Aan de Voorzitter van de Tweede Kamer der Staten-Generaal

Den Haag, 28 november 2023

Op 4 september 2023 heeft het WODC het onderzoeksrapport «Evaluatie van de wijziging van de B8/3-regeling» gepubliceerd.1 Het rapport bevat een plan- en procesevaluatie van een wijziging in de B8/3-regeling die in augustus 2019 is doorgevoerd en sluit af met twee aanbevelingen. Ik dank de onderzoekers voor de constructief-kritische evaluatie van de beleidswijziging en zal in deze beleidsreactie verder ingaan op het rapport en de aanbevelingen.

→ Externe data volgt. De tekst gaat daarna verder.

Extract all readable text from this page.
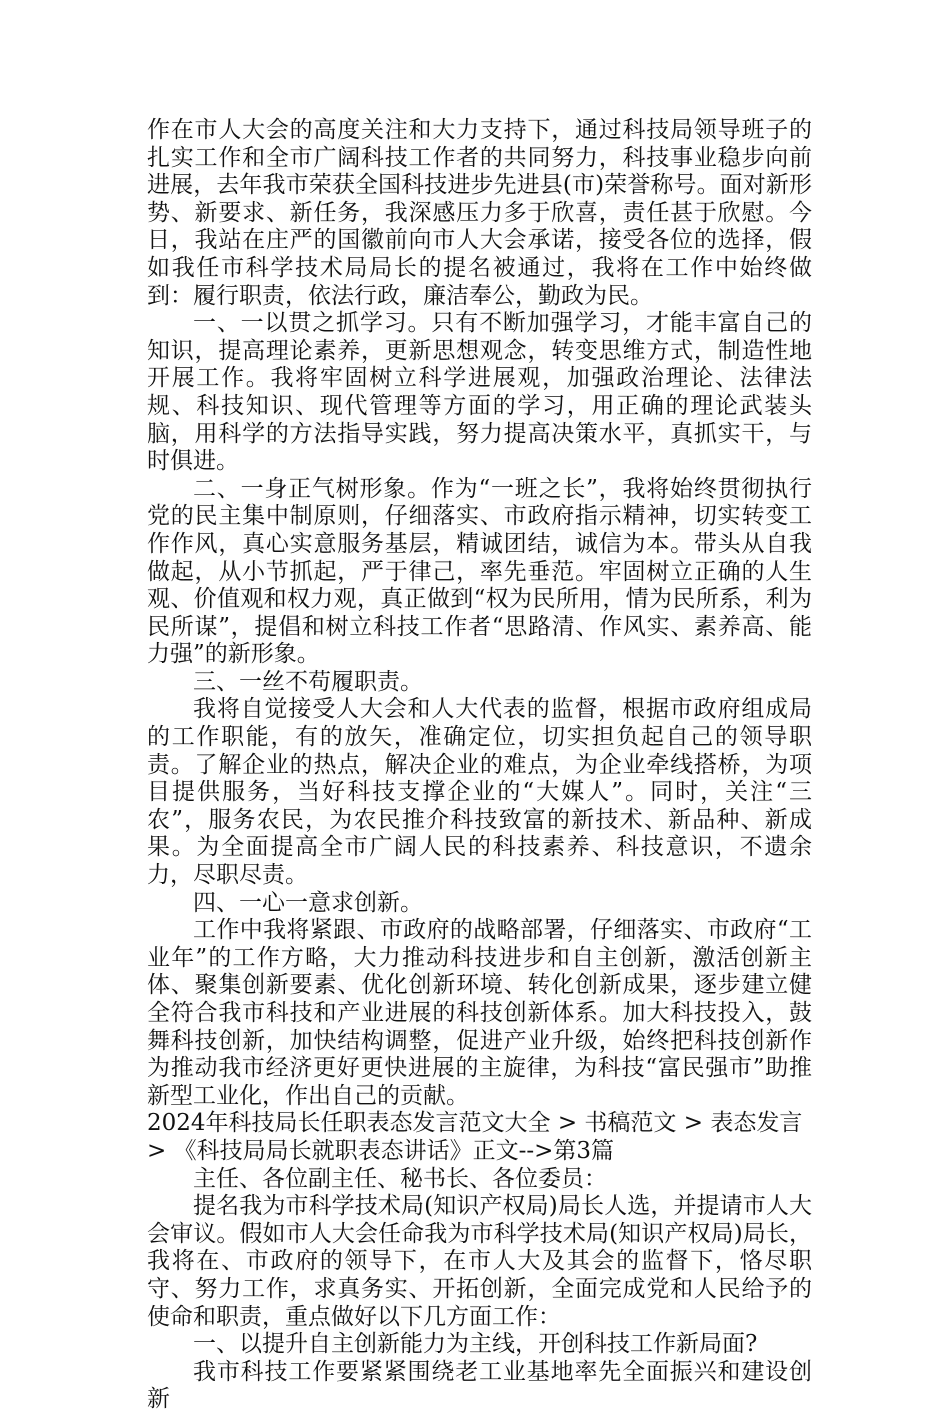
作在市人大会的高度关注和大力支持下，通过科技局领导班子的扎实工作和全市广阔科技工作者的共同努力，科技事业稳步向前进展，去年我市荣获全国科技进步先进县(市)荣誉称号。面对新形势、新要求、新任务，我深感压力多于欣喜，责任甚于欣慰。今日，我站在庄严的国徽前向市人大会承诺，接受各位的选择，假如我任市科学技术局局长的提名被通过，我将在工作中始终做到：履行职责，依法行政，廉洁奉公，勤政为民。

一、一以贯之抓学习。只有不断加强学习，才能丰富自己的知识，提高理论素养，更新思想观念，转变思维方式，制造性地开展工作。我将牢固树立科学进展观，加强政治理论、法律法规、科技知识、现代管理等方面的学习，用正确的理论武装头脑，用科学的方法指导实践，努力提高决策水平，真抓实干，与时俱进。

二、一身正气树形象。作为“一班之长”，我将始终贯彻执行党的民主集中制原则，仔细落实、市政府指示精神，切实转变工作作风，真心实意服务基层，精诚团结，诚信为本。带头从自我做起，从小节抓起，严于律己，率先垂范。牢固树立正确的人生观、价值观和权力观，真正做到“权为民所用，情为民所系，利为民所谋”，提倡和树立科技工作者“思路清、作风实、素养高、能力强”的新形象。

三、一丝不苟履职责。

我将自觉接受人大会和人大代表的监督，根据市政府组成局的工作职能，有的放矢，准确定位，切实担负起自己的领导职责。了解企业的热点，解决企业的难点，为企业牵线搭桥，为项目提供服务，当好科技支撑企业的“大媒人”。同时，关注“三农”，服务农民，为农民推介科技致富的新技术、新品种、新成果。为全面提高全市广阔人民的科技素养、科技意识，不遗余力，尽职尽责。

四、一心一意求创新。

工作中我将紧跟、市政府的战略部署，仔细落实、市政府“工业年”的工作方略，大力推动科技进步和自主创新，激活创新主体、聚集创新要素、优化创新环境、转化创新成果，逐步建立健全符合我市科技和产业进展的科技创新体系。加大科技投入，鼓舞科技创新，加快结构调整，促进产业升级，始终把科技创新作为推动我市经济更好更快进展的主旋律，为科技“富民强市”助推新型工业化，作出自己的贡献。

2024年科技局长任职表态发言范文大全 > 书稿范文 > 表态发言 > 《科技局局长就职表态讲话》正文-->第3篇

主任、各位副主任、秘书长、各位委员：

提名我为市科学技术局(知识产权局)局长人选，并提请市人大会审议。假如市人大会任命我为市科学技术局(知识产权局)局长，我将在、市政府的领导下，在市人大及其会的监督下，恪尽职守、努力工作，求真务实、开拓创新，全面完成党和人民给予的使命和职责，重点做好以下几方面工作：

一、以提升自主创新能力为主线，开创科技工作新局面?

我市科技工作要紧紧围绕老工业基地率先全面振兴和建设创新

Wijziging van de B8/3-regeling in 2019

De B8/3-regeling is een verblijfsregeling voor slachtoffers en getuigen van mensenhandel die aangifte doen of meewerken aan het strafproces. Deze regeling is in 2019 gewijzigd onder andere naar aanleiding van een grote stijging van het aantal Dublinclaimanten dat aangifte wilde doen van mensenhandel, waarbij er in veel zaken geen sprake was van opsporingsindicaties in Nederland. Dit veroorzaakte grote problematiek binnen de uitvoeringsorganisaties en er ontstond bij de ketenpartners ook het vermoeden van oneigenlijk gebruik van de verblijfsregeling. Het aantal verzoeken tot het doen van aangifte van mensenhandel nam sterk toe, waardoor de wachttijden bij de politie fors opliepen en ook de Dienst Terugkeer en Vertrek (DT&V) in de knel kwam bij het tijdig overdragen van Dublinclaimanten. Daarnaast was er bij de politie minder inzet mogelijk op zaken die wél opsporingsindicaties in Nederland bevatten, door het oppakken van de hogere aantallen aangiften.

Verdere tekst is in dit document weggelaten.